Tuesday, September 15, 2009

Locked in a bathroom stall

Reflecting on returning to class when Lucas was 5 months old...

I've locked myself in the large bathroom stall reserved for people in wheelchairs. Sitting on the toilet, fully clothed, I open my purse and pull out this yellow contraption. The batteries have fallen out, so I dig around in my bag. I can't believe I'm doing this, but my breasts are full and my class is five hours long. In the fifteen minute break when every one else is scarfing down dinner, I'm preparing dessert for my five-month old son.

I pull open my shift, unhook my nursing bra, suction the plastic cup to me, and flip the on switch on the Medela pump. Whir-whir-whit-whir it goes echoing loudly in the empty bathroom. I use my free arm to pull open my text book onto my lap and elbow the pages until I get to the next chapter. With more than 100 pages of reading assigned each week, the only way I'll get through this class is to read while nursing.

I look down at the little yellow-capped bottle attached to the suction cup and wonder at hoe I will get the four ounces I need for him. I don't want to supplement with formula if I don't have to. I have been down that road before, fought those feelings of inadequacy and helplessness during the first three days of my son's life before my milk came in. Just want to make it to the magic six month mark when I can introduce solids.

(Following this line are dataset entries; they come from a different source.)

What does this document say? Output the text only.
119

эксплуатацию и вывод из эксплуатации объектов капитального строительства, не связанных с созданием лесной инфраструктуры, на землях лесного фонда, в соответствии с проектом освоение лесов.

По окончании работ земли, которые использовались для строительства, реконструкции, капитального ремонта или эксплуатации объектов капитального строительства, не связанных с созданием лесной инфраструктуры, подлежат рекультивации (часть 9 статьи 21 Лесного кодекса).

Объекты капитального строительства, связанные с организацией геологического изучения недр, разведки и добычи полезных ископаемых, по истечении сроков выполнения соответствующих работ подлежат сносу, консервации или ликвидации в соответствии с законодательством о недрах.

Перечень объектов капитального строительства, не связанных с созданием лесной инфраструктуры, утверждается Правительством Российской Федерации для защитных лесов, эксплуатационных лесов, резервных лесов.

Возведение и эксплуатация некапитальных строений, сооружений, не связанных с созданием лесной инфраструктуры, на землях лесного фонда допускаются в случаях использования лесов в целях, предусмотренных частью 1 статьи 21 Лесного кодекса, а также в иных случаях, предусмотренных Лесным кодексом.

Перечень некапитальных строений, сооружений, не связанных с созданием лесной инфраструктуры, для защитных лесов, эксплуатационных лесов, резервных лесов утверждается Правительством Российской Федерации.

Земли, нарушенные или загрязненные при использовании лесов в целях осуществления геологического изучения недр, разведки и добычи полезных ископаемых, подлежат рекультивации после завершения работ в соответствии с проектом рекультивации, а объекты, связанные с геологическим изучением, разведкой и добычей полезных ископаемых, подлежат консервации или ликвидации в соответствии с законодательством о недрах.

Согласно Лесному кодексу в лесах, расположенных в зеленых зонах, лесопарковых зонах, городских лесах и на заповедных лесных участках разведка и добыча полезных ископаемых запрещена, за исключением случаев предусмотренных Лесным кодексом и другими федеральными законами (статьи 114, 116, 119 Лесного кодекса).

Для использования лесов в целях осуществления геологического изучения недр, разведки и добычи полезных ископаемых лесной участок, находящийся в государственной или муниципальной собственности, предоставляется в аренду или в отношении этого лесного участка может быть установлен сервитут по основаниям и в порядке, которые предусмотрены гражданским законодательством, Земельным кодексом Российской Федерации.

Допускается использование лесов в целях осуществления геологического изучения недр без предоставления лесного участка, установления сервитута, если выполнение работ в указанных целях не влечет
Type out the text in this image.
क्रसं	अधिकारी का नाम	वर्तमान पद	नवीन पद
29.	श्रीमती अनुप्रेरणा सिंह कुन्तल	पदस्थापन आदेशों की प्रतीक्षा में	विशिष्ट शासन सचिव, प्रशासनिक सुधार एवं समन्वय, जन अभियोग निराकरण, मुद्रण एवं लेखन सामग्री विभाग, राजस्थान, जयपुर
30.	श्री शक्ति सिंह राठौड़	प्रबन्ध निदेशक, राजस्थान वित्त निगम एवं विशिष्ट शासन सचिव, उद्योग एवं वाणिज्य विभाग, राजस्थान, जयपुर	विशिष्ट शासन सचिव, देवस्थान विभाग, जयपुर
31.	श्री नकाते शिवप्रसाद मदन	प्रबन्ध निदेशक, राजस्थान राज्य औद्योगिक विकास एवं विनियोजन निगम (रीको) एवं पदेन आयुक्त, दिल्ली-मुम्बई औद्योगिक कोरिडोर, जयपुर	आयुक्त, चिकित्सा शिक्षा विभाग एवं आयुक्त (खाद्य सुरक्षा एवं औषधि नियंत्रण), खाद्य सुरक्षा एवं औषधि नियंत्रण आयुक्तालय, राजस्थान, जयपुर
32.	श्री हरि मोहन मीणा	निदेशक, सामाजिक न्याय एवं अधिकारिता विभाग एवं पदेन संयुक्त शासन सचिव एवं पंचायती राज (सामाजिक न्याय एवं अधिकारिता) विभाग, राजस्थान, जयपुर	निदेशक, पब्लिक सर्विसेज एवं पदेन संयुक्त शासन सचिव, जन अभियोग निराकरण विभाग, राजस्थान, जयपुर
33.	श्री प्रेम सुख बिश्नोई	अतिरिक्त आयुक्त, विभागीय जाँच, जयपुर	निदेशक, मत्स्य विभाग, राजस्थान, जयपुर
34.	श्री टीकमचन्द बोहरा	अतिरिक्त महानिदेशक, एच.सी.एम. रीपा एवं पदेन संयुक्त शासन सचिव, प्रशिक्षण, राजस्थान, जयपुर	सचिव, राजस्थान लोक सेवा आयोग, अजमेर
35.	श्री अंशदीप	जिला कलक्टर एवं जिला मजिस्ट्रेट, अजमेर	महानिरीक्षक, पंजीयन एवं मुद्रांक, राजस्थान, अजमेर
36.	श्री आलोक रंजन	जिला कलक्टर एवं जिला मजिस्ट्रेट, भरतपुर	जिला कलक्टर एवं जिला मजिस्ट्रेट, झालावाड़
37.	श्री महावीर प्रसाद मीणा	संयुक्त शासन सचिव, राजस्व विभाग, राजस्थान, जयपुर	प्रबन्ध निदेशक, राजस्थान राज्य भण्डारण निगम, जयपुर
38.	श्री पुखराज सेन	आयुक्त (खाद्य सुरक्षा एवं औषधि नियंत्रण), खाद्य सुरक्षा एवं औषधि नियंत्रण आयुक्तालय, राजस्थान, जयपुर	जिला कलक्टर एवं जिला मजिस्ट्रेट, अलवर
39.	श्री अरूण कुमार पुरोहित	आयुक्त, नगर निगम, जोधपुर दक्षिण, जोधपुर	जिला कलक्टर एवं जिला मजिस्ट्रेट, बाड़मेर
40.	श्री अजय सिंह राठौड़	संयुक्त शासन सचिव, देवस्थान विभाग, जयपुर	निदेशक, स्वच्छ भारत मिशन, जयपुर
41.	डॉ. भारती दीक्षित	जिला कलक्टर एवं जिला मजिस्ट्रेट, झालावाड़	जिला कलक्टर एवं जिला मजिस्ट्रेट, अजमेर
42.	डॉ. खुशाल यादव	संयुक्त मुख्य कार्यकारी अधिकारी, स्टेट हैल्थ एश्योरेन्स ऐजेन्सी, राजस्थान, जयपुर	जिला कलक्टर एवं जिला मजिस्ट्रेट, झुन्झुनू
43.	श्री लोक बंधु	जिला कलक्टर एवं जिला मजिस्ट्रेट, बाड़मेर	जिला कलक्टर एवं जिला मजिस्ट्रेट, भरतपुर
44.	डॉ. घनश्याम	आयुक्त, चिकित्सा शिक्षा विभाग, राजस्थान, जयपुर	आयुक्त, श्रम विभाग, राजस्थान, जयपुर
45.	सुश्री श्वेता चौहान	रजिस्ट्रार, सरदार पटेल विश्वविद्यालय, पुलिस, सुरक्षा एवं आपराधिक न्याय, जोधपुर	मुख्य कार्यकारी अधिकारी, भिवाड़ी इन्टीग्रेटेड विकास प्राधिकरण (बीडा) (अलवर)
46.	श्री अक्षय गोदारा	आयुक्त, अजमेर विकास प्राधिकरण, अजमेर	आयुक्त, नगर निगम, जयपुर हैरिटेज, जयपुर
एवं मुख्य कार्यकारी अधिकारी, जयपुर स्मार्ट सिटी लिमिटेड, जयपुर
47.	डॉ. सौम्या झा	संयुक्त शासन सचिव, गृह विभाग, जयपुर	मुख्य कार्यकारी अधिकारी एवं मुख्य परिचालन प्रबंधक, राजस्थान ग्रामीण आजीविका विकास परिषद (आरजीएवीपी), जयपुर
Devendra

Besides, I'm already away from him for six hours for this class every Monday night, I can't take away his Mommy-milk too.

Stop it! Think positive! I remind myself that milk won't flow if I focus on not producing. I pull out my cell phone, flip it open and squint at the fuzzy picutre of him lying on a yellow mat staring at a toy in front of him. I can barely make out his gummy grin. Closing my eyes, I see his little lips chomping on my breast, his huge blue eyes staring at me in satisfaction. I imagine my milk flowing to him and yes, the bottle seems to be filling quickly.

The door outside creaks open and the image vanishes suddenly. The women who has walked in has stopped in front of my stall. The machine continues to whir-whir-whir-whir and I hold my breath, paralyzed. She walks to the next stall, closes the door, does her business, then bolts out without washing her hands. What did she think I was doing?

Really, there should be a room for me to do this. I shouldn't have to hide in this disgusting beige metal cage and feel ashamed for what I'm doing. I want to tell my classmats where I've been, what I did on my break, but I picture their reactions. Blank stares and awkward silences like they gave me when I introduced myself as a mom of an infant, when I stupidly shared my nervousness at leaving him for so long, which I regretted when I heard a big sigh from behind me.

The alarm on my cell phone rings. 15 minutes is up. I turn off the pump, share the drops from the suction into the bottle, cap it and put it into the tiny freezer bag I've brought. I pull out an apple and run to class before I'm late.